L'utilisation du son entre les acteurs humains et non humains est également intéressante. Les chiens aboient souvent avant que leurs maîtres ne s'approchent, l'allemand étant mis en avant par des bruits d'animaux. À l'ouverture et à la fin du film, les oiseaux et l'eau créent un cadre pour l'ensemble du récit, où toute la structure barbare des camps, la vie et la mort, sont autant d'horreurs infléchies sur le paysage naturel, un détail du film qui reflète les sites d'Auschwitz aujourd'hui, où les oiseaux chanteurs gazouillent au-dessus des vastes champs de cendres enfouies. Cependant, les oiseaux du début et de la fin du film chantent tous deux à l'extérieur du camp, d'abord lorsque la caméra s'approche d'Auschwitz avec un arrière-plan flou, et à la fin, après que les hommes du Sonderkommando se sont révoltés et se sont échappés, filmés dans la forêt. La signification abstraite est claire : il n'y a pas de nature à Auschwitz, aucune de ces horreurs n'est de ce monde.
L'arc narratif clé du film, où Saul tente de dire le Kaddish pour un garçon qu'il croit être son fils, est également renforcé par le son. Alors qu'il porte le cadavre du garçon jusqu'à la berge de la rivière après la révolte et l'évasion du Sonderkommando, il tente frénétiquement de creuser une tombe peu profonde à mains nues. D'une voix feutrée mais tout aussi frénétique, il implore son compatriote de chanter le Kaddish, une demi-mesure sans minyan. Pour illustrer la futilité de la situation, son ami murmure, et non chante, et non parle, seulement les premières lignes de la prière et, incapable de continuer, il se jette dans le creusement avec Saul. Les deux hommes sont incapables de chanter correctement le Kaddish ou de creuser une tombe, alors Saul emmène le garçon avec lui dans la rivière, où il le perd et sort de justesse avec son ami de l'autre côté de la rivière pour s'échapper.
Les dernières scènes du film présentent un changement sonore notable. Les Sonderkommando qui se sont échappés sont dans une grange ou un bâtiment en plein air, essayant de se changer après leur fuite dans la rivière. Un garçon vivant, polonais ou allemand, traverse la grange et établit un long contact visuel avec Saul qui sourit lentement. Il y a un transfert visuel avec l'angle de la caméra : nous quittons les yeux de Saul et suivons la veste du garçon à travers la forêt.
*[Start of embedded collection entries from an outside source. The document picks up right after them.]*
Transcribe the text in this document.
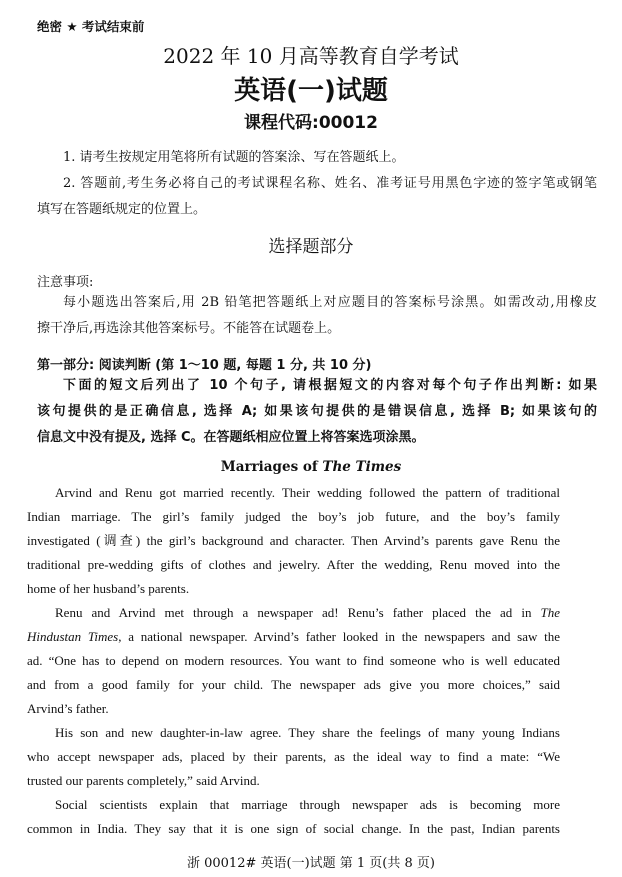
绝密 ★ 考试结束前
2022 年 10 月高等教育自学考试
英语(一)试题
课程代码:00012
1. 请考生按规定用笔将所有试题的答案涂、写在答题纸上。
2. 答题前,考生务必将自己的考试课程名称、姓名、准考证号用黑色字迹的签字笔或钢笔
填写在答题纸规定的位置上。
选择题部分
注意事项:
每小题选出答案后,用 2B 铅笔把答题纸上对应题目的答案标号涂黑。如需改动,用橡皮
擦干净后,再选涂其他答案标号。不能答在试题卷上。
第一部分: 阅读判断 (第 1～10 题, 每题 1 分, 共 10 分)
下面的短文后列出了 10 个句子, 请根据短文的内容对每个句子作出判断: 如果
该句提供的是正确信息, 选择 A; 如果该句提供的是错误信息, 选择 B; 如果该句的
信息文中没有提及, 选择 C。在答题纸相应位置上将答案选项涂黑。
Marriages of The Times
Arvind and Renu got married recently. Their wedding followed the pattern of traditional
Indian marriage. The girl’s family judged the boy’s job future, and the boy’s family
investigated (调查) the girl’s background and character. Then Arvind’s parents gave Renu the
traditional pre-wedding gifts of clothes and jewelry. After the wedding, Renu moved into the
home of her husband’s parents.
Renu and Arvind met through a newspaper ad! Renu’s father placed the ad in The
Hindustan Times, a national newspaper. Arvind’s father looked in the newspapers and saw the
ad. “One has to depend on modern resources. You want to find someone who is well educated
and from a good family for your child. The newspaper ads give you more choices,” said
Arvind’s father.
His son and new daughter-in-law agree. They share the feelings of many young Indians
who accept newspaper ads, placed by their parents, as the ideal way to find a mate: “We
trusted our parents completely,” said Arvind.
Social scientists explain that marriage through newspaper ads is becoming more
common in India. They say that it is one sign of social change. In the past, Indian parents
浙 00012# 英语(一)试题 第 1 页(共 8 页)
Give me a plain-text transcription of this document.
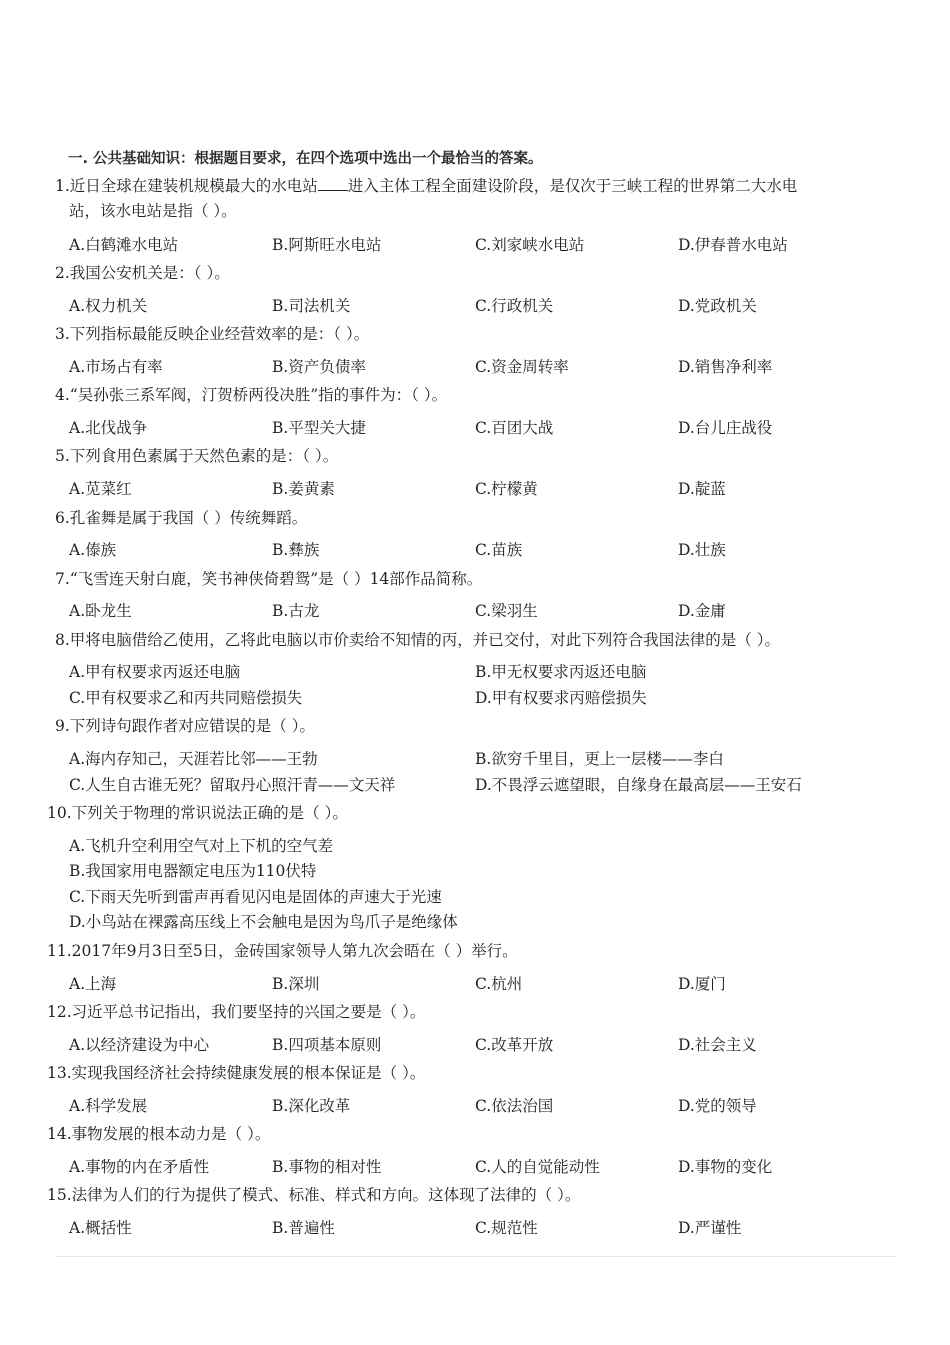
一. 公共基础知识：根据题目要求，在四个选项中选出一个最恰当的答案。
1.近日全球在建装机规模最大的水电站 进入主体工程全面建设阶段，是仅次于三峡工程的世界第二大水电
站，该水电站是指（ ）。
A.白鹤滩水电站	B.阿斯旺水电站	C.刘家峡水电站	D.伊春普水电站
2.我国公安机关是：（ ）。
A.权力机关	B.司法机关	C.行政机关	D.党政机关
3.下列指标最能反映企业经营效率的是：（ ）。
A.市场占有率	B.资产负债率	C.资金周转率	D.销售净利率
4.“吴孙张三系军阀，汀贺桥两役决胜”指的事件为：（ ）。
A.北伐战争	B.平型关大捷	C.百团大战	D.台儿庄战役
5.下列食用色素属于天然色素的是：（ ）。
A.苋菜红	B.姜黄素	C.柠檬黄	D.靛蓝
6.孔雀舞是属于我国（ ）传统舞蹈。
A.傣族	B.彝族	C.苗族	D.壮族
7.“飞雪连天射白鹿，笑书神侠倚碧鸳”是（ ）14部作品简称。
A.卧龙生	B.古龙	C.梁羽生	D.金庸
8.甲将电脑借给乙使用，乙将此电脑以市价卖给不知情的丙，并已交付，对此下列符合我国法律的是（ ）。
A.甲有权要求丙返还电脑	B.甲无权要求丙返还电脑
C.甲有权要求乙和丙共同赔偿损失	D.甲有权要求丙赔偿损失
9.下列诗句跟作者对应错误的是（ ）。
A.海内存知己，天涯若比邻——王勃	B.欲穷千里目，更上一层楼——李白
C.人生自古谁无死？留取丹心照汗青——文天祥	D.不畏浮云遮望眼，自缘身在最高层——王安石
10.下列关于物理的常识说法正确的是（ ）。
A.飞机升空利用空气对上下机的空气差
B.我国家用电器额定电压为110伏特
C.下雨天先听到雷声再看见闪电是固体的声速大于光速
D.小鸟站在裸露高压线上不会触电是因为鸟爪子是绝缘体
11.2017年9月3日至5日，金砖国家领导人第九次会晤在（ ）举行。
A.上海	B.深圳	C.杭州	D.厦门
12.习近平总书记指出，我们要坚持的兴国之要是（ ）。
A.以经济建设为中心	B.四项基本原则	C.改革开放	D.社会主义
13.实现我国经济社会持续健康发展的根本保证是（ ）。
A.科学发展	B.深化改革	C.依法治国	D.党的领导
14.事物发展的根本动力是（ ）。
A.事物的内在矛盾性	B.事物的相对性	C.人的自觉能动性	D.事物的变化
15.法律为人们的行为提供了模式、标准、样式和方向。这体现了法律的（ ）。
A.概括性	B.普遍性	C.规范性	D.严谨性
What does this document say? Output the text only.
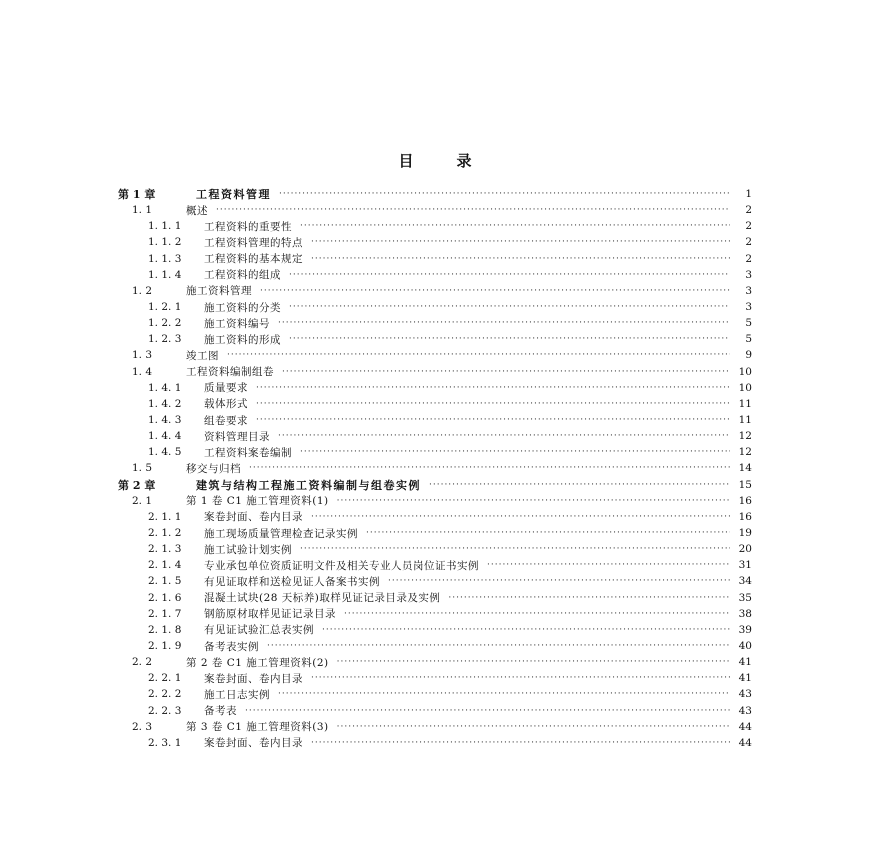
目　录
第 1 章	工程资料管理 ·····	1
1. 1	概述 ·····	2
1. 1. 1	工程资料的重要性 ·····	2
1. 1. 2	工程资料管理的特点 ·····	2
1. 1. 3	工程资料的基本规定 ·····	2
1. 1. 4	工程资料的组成 ·····	3
1. 2	施工资料管理 ·····	3
1. 2. 1	施工资料的分类 ·····	3
1. 2. 2	施工资料编号 ·····	5
1. 2. 3	施工资料的形成 ·····	5
1. 3	竣工图 ·····	9
1. 4	工程资料编制组卷 ·····	10
1. 4. 1	质量要求 ·····	10
1. 4. 2	载体形式 ·····	11
1. 4. 3	组卷要求 ·····	11
1. 4. 4	资料管理目录 ·····	12
1. 4. 5	工程资料案卷编制 ·····	12
1. 5	移交与归档 ·····	14
第 2 章	建筑与结构工程施工资料编制与组卷实例 ·····	15
2. 1	第 1 卷 C1 施工管理资料(1) ·····	16
2. 1. 1	案卷封面、卷内目录 ·····	16
2. 1. 2	施工现场质量管理检查记录实例 ·····	19
2. 1. 3	施工试验计划实例 ·····	20
2. 1. 4	专业承包单位资质证明文件及相关专业人员岗位证书实例 ·····	31
2. 1. 5	有见证取样和送检见证人备案书实例 ·····	34
2. 1. 6	混凝土试块(28 天标养)取样见证记录目录及实例 ·····	35
2. 1. 7	钢筋原材取样见证记录目录 ·····	38
2. 1. 8	有见证试验汇总表实例 ·····	39
2. 1. 9	备考表实例 ·····	40
2. 2	第 2 卷 C1 施工管理资料(2) ·····	41
2. 2. 1	案卷封面、卷内目录 ·····	41
2. 2. 2	施工日志实例 ·····	43
2. 2. 3	备考表 ·····	43
2. 3	第 3 卷 C1 施工管理资料(3) ·····	44
2. 3. 1	案卷封面、卷内目录 ·····	44
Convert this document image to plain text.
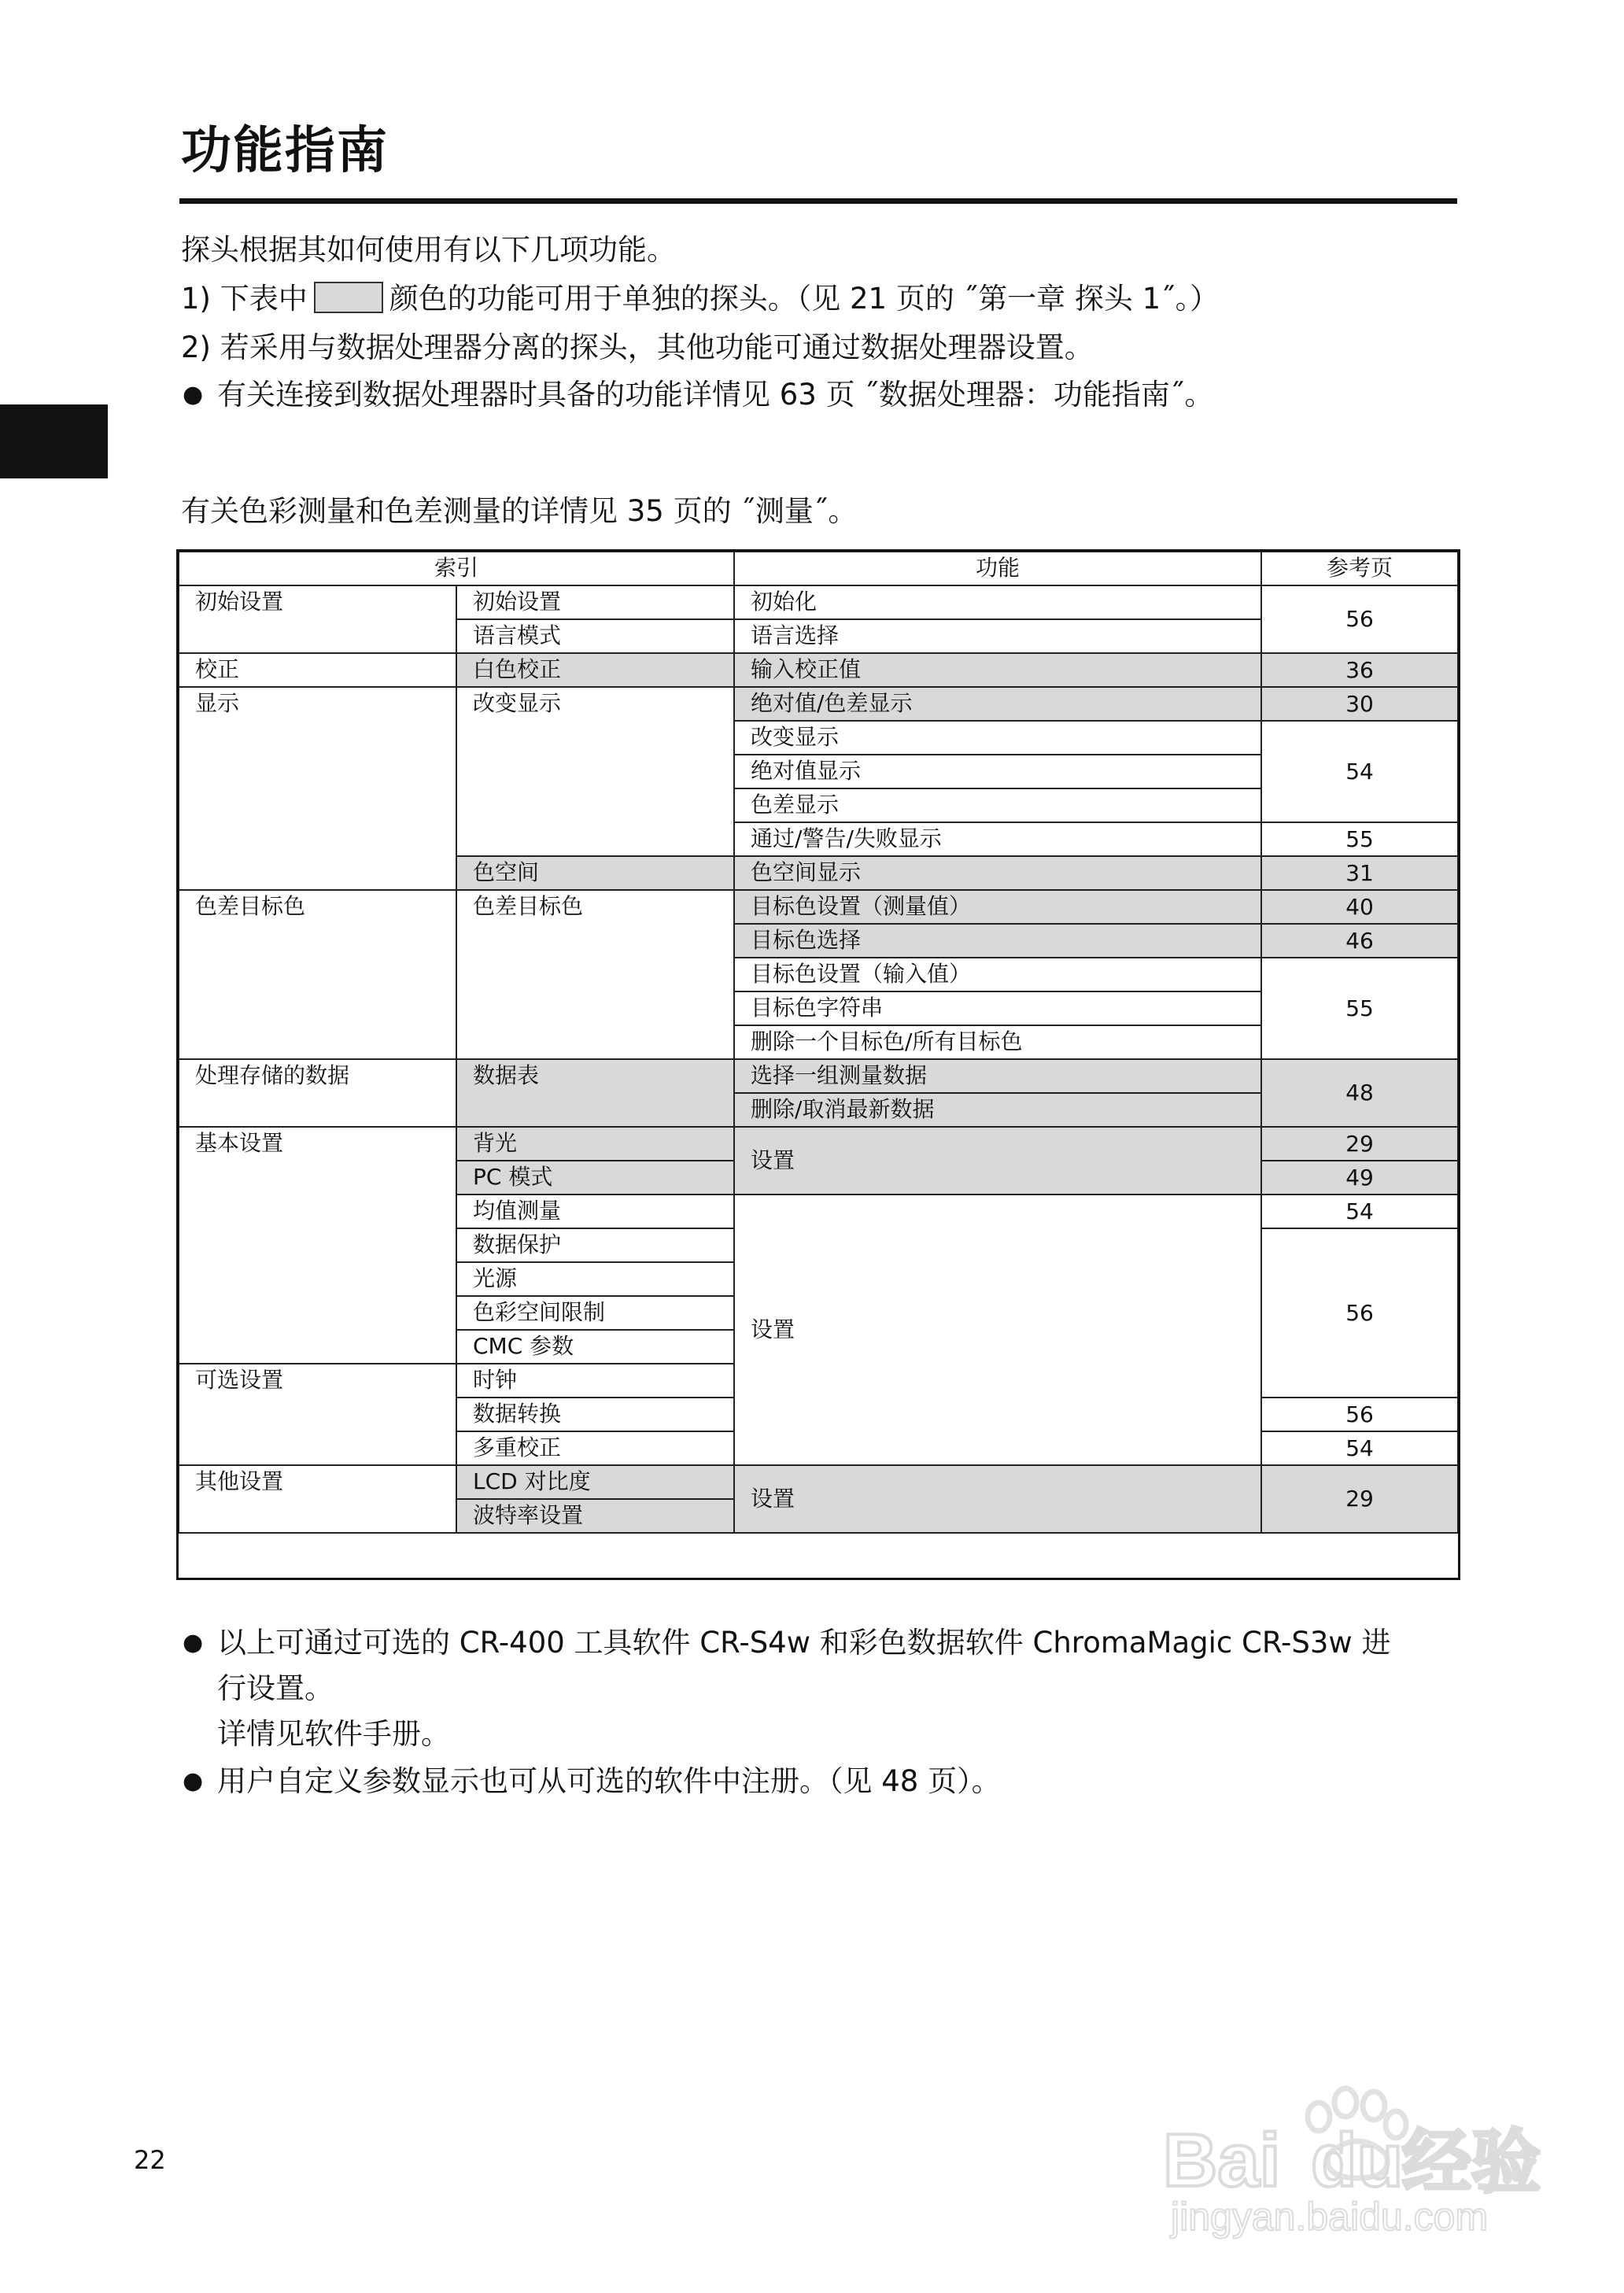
功能指南
探头根据其如何使用有以下几项功能。
1) 下表中	颜色的功能可用于单独的探头。（见 21 页的 ˝第一章 探头 1˝。）
2) 若采用与数据处理器分离的探头，其他功能可通过数据处理器设置。
● 有关连接到数据处理器时具备的功能详情见 63 页 ˝数据处理器：功能指南˝。
有关色彩测量和色差测量的详情见 35 页的 ˝测量˝。
索引		功能	参考页
初始设置	初始设置	初始化	56
	语言模式	语言选择	
校正	白色校正	输入校正值	36
显示	改变显示	绝对值/色差显示	30
		改变显示	54
		绝对值显示	
		色差显示	
		通过/警告/失败显示	55
	色空间	色空间显示	31
色差目标色	色差目标色	目标色设置（测量值）	40
		目标色选择	46
		目标色设置（输入值）	55
		目标色字符串	
		删除一个目标色/所有目标色	
处理存储的数据	数据表	选择一组测量数据	48
		删除/取消最新数据	
基本设置	背光	设置	29
	PC 模式		49
	均值测量	设置	54
	数据保护		56
	光源		
	色彩空间限制		
	CMC 参数		
可选设置	时钟		
	数据转换		56
	多重校正		54
其他设置	LCD 对比度	设置	29
	波特率设置		
● 以上可通过可选的 CR-400 工具软件 CR-S4w 和彩色数据软件 ChromaMagic CR-S3w 进
行设置。
详情见软件手册。
● 用户自定义参数显示也可从可选的软件中注册。（见 48 页）。
22	Bai du
经验
jingyan.baidu.com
Sur le plan sonore, nous quittons entièrement le souffle de Saul et les expériences des hommes pour nous concentrer brièvement sur les différents clics des bottes allemandes bien cirées qui s'approchent. Le garçon est littéralement réduit au silence par une main gantée de SS sur la bouche, avant d'être autorisé à continuer, mais il ne trahit jamais les hommes. Les SS ne parlent jamais, ils n'ont ni son ni visage, si ce n'est celui de fonctionnaires muets accompagnés de leurs chiens qui carillonnent devant ou derrière le garçon, une dernière perspective désorientante. Alors que nous suivons le garçon hors du film, les sons de la nature reviennent, et le garçon disparaît sans que nous le suivions. Une série de coups de feu est suivie par les chiens, puis un dernier coup de feu unique suivi d'un silence presque total, sans oiseaux, sans course, sans souffle, sans signe de vie de la part de l'auteur ou de la victime.